Mon cher Lekain, tout ce qui est aux Délices a reçu vos compliments et vous fait les siens, aussi bien qu'à tous vos camarades [Sémiramis a été reprise le 26 juillet avec un succès inégalé]. Puisque vous osez enfin observer le costume, rendre l'action théâtrale et étaler sur la scène toute la pompe convenable, soyez sûr que votre spectacle acquerra une grande supériorité [%]. Je suis trop vieux et trop malade pour espérer d'y contribuer.

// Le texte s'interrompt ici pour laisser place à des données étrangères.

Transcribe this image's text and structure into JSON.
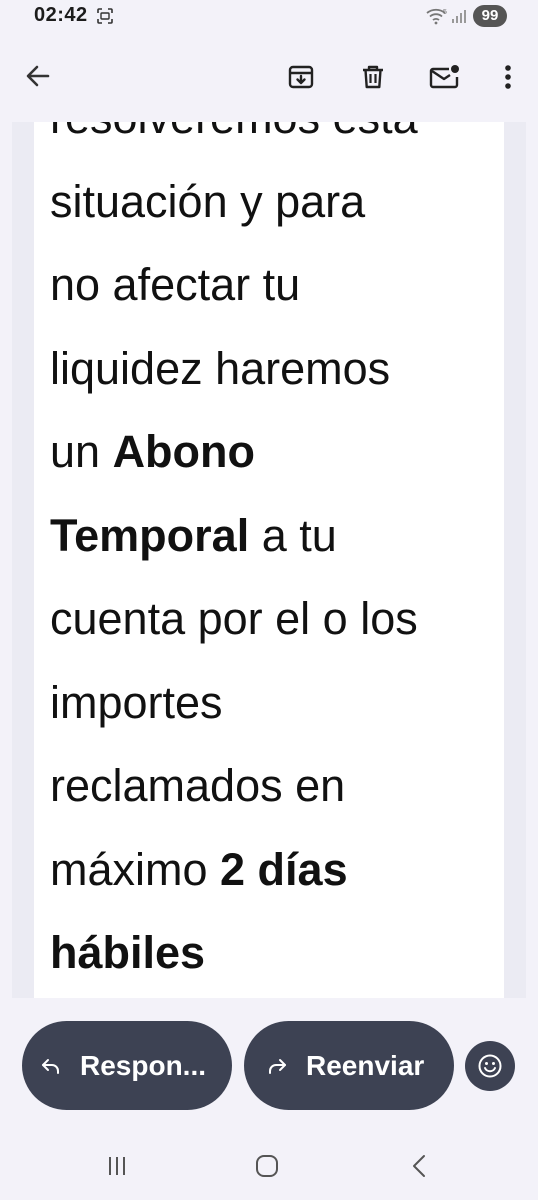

Mais si j'avais encore la force de travailler ce serait dans un goût nouveau digne des soins que vous prenez et de vos talents. Je suis borné à présent à m'intéresser à vos succès. On ne peut y prendre plus de part, ni être moins en état de les seconder. Je vous embrasse de tout mon cœur.



V. »



%Lekain innove, et V* écrit à d'Argental ce jour : « On dit que Lekain s'est avisé de paraître au sortir du tombeau de sa mère avec des bras qui avaient l'air d'être ensanglantés. Cela est un tant soit peu anglais, et il ne faudrait pas prodiguer de tels ornements. Voilà de ces occasions où l'on se retrouve entre le sublime et le ridicule, entre le terrible et le dégoûtant. »

Ce nouveau jeu et les audaces du décor feront date à la Comédie française.